Kinés : Ils demandent une hausse de leurs tarifs

Kinés : Ils demandent une hausse de leurs tarifs
19 Avr. 2023

Les masseurs-kinésithérapeutes montrent leur indignation à l’endroit des propositions de l’Assurance Maladie par rapport à la revalorisation de leurs actes. Conséquence : un rassemblement du collectif Negokiné se tient à Toulouse à la date du lundi 17 avril

Se faire entendre, voilà ce que les kinés, mécontents, ont bien l’intention de voir arriver. A l’heure actuelle, il n’y a pas d’avancées en ce qui concerne les négociations effectuées auprès de l’Assurance Maladie et portant sur la revalorisation de leurs tarifs conventionnés. Parmi les trois syndicats regroupant ceux qui exercent le métier de masseur-kinésithérapeute, un seul a accepté de signer l’avenant datant du mois janvier de cette année. Les deux autres ont témoigné leurs refus en parlant de « proposition indécente de l’Assurance Maladie ». En effet, les 1,93 € brut en plus des contreparties non moins contraignantes en termes de liberté d’installation leur sont de toute évidence inacceptables.

Le rassemblement en question est prévu pour 18 heures devant les locaux de la Caisse primaire d’assurance maladie (CPAM) de Haute-Garonne, au niveau du Boulevard du Pr Escande. Notons que le collectif Négokiné, à l’origine de son organisation compte 12500 kinés sur les 80 000 installés en France.

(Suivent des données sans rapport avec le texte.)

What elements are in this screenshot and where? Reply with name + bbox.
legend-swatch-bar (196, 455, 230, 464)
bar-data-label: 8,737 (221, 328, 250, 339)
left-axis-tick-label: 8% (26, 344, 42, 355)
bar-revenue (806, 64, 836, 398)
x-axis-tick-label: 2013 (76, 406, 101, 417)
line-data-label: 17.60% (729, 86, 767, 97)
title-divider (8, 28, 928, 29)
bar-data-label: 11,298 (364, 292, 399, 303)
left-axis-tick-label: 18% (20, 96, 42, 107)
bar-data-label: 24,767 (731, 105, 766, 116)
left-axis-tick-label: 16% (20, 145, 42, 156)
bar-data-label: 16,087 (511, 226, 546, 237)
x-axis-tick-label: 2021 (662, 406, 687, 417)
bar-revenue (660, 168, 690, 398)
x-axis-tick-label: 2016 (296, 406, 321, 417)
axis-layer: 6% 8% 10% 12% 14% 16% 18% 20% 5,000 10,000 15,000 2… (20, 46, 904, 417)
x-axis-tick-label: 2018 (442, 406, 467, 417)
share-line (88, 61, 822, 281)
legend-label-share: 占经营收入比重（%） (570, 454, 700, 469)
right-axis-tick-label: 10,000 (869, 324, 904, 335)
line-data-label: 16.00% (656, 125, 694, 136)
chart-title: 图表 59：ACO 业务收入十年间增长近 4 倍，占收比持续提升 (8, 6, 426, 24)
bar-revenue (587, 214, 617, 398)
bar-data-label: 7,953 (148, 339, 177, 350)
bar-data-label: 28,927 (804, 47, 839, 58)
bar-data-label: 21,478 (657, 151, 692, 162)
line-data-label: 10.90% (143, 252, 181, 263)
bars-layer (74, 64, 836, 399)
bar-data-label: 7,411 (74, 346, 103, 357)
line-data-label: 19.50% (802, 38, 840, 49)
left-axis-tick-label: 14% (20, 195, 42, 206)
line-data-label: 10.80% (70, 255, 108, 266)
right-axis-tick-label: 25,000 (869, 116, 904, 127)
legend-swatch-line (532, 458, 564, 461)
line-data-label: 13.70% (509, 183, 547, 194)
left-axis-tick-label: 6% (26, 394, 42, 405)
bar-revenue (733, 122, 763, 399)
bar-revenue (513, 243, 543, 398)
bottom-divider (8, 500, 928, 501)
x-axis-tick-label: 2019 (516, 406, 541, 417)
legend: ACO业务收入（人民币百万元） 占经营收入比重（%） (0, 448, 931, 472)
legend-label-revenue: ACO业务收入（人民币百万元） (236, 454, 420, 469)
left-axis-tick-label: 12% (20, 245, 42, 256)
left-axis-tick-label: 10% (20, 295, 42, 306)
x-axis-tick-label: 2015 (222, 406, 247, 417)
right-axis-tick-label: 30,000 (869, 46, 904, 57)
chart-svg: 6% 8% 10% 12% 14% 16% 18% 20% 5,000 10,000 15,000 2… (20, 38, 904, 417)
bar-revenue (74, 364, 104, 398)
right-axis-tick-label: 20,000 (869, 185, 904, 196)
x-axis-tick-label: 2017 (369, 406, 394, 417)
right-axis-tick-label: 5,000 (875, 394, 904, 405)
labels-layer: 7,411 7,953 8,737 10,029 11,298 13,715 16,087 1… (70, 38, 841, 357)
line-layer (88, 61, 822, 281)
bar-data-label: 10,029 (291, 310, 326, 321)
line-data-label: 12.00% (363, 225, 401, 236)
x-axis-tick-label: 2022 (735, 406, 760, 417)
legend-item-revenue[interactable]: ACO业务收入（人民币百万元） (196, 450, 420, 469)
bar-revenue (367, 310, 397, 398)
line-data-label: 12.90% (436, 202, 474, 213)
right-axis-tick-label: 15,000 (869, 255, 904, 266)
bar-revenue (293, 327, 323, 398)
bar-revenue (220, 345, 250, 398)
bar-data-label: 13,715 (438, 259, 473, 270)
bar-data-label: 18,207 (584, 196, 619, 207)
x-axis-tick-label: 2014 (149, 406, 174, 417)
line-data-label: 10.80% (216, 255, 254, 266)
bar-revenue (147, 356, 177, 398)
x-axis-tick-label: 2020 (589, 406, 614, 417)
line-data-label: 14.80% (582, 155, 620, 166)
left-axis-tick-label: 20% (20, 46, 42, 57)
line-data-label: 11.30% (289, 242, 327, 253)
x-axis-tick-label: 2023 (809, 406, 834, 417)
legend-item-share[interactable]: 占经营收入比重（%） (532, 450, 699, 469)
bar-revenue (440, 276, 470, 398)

Une « grêve de la carte vitale » se fera par la même occasion par les kinés partisans de cette protestation. Cela se traduira par l’envoi des feuilles de soins en version papier à l’Assurance maladie au lieu d’effectuer la télétransmission.
 

Importantes contraintes d’installation
 

Face aux dépenses en énergie et à la hausse fulgurante du coût des fournitures, proposer une augmentation de l’acte à 1,93 € avec un étalement sur trois ans est totalement déplacée. D’ailleurs, cela revient à ignorer les actes similaires à celles impliquant par exemple des patients en bas âges (enfants) ou celles consistant à traiter les vertiges (manipulations vestibulaires). En gros, il s’agit des opérations qui requièrent des spécialisations.  Il y a cependant ce fait incontestable du vieillissement de la population. Les soins découlant d’une hospitalisation sont beaucoup plus coûteux que ceux effectués à domicile, si l’on se réfère aux dires d’un membre du collectif Haute-Garonne Négokiné : Valentin Bablee.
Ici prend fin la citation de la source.